Qual é o atual orçamento anual do ministério? Acredita que a queda será muito grande com a perda do status de ministério?

Olha, a essa altura não sei dizer. Nós herdamos dos tucanos, do Governo FHC, um orçamento de R$ 287 milhões. Mais de 70% eram para despesas fixas, luz, água, telefone. Era um ministério acanhado, sem projetos, sem investimentos. No Governo Lula, nós chegamos a ter R$ 1,3 bilhão em recursos. Houve uma perda nos últimos cinco anos e meio, mas mesmo assim é maior que a soma anterior. Mas é insuficiente. Houve muito corte e não sei dizer de cabeça. O ministério está com dificuldades financeiras para manter os projetos. É evidente que teremos perdas. O próprio ministro da Educação, em solenidade, disse que é um equívoco porque o Ministério da Educação já tem uma complexidade imensa para resolver e a presença da cultura é um problema para os dois ministérios. Tem um pouco de vingança contra a classe cultural que se manifestou contrária ao golpe. Além disso, tem uma visão estreita e burra.

Nos últimos dias observamos uma série de críticas ao Ministério da Cultura. Em uma delas, o deputado federal Stepan Nercessian (PPS-RJ) chegou a dizer que os Pontos de Cultura foram imobilizados pelo Governo Dilma. Houve algum erro de estratégia?

É uma afirmação maliciosa e mentirosa. Hoje no Brasil se inventa, mente e calunia com muita facilidade. Não há partidarização nenhuma dos pontos.
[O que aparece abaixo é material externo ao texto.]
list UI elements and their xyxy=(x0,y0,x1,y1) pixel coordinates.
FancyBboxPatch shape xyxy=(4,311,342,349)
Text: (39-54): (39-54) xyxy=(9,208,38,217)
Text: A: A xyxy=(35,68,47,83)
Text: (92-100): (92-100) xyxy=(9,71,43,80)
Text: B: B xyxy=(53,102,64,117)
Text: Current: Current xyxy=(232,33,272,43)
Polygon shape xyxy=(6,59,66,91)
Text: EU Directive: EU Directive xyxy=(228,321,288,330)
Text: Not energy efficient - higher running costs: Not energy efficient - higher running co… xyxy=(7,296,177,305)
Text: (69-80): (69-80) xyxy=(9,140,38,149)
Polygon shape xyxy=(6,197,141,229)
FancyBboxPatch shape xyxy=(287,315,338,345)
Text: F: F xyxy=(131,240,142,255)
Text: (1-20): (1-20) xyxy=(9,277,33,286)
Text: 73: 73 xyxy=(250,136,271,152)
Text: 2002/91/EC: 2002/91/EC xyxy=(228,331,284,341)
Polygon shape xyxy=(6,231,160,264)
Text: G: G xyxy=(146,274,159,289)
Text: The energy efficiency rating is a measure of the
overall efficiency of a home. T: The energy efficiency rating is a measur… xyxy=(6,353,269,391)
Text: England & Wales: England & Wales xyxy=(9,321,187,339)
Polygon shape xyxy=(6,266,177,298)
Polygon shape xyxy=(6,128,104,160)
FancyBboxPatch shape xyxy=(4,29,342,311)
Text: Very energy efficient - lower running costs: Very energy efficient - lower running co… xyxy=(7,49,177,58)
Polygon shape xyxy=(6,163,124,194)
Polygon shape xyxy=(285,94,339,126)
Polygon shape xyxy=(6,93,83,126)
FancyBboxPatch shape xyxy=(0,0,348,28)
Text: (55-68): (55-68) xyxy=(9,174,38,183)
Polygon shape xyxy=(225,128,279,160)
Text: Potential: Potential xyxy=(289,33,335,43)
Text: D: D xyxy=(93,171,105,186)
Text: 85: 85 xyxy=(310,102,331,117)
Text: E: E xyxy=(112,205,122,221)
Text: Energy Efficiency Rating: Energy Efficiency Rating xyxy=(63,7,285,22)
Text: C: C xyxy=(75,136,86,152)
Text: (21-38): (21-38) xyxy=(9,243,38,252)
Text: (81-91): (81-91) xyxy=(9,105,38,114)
Nós temos um universo muito grande de pontos de cultura, frutos de editais, com comissões de especialistas que fazem a seleção. Infelizmente não temos como dar conta de todos os projetos, atendemos cerca de 10% deles no Brasil. Essa escolha passa pela repercussão e importância. Não tem o que dizer. São pessoas que virão para a área cultural fazer o serviço sujo.

Serviço sujo?

Desmontar o ministério, retroceder nas políticas culturais, apoiar a direita no sentido de substituir conquistas. É isso que eles vão fazer. O governo ilegítimo que está se instalando quer pessoas próximas das áreas culturais para que façam esseservicinho para eles.

O que esperar do futuro dos Pontos de Cultura com as modificações?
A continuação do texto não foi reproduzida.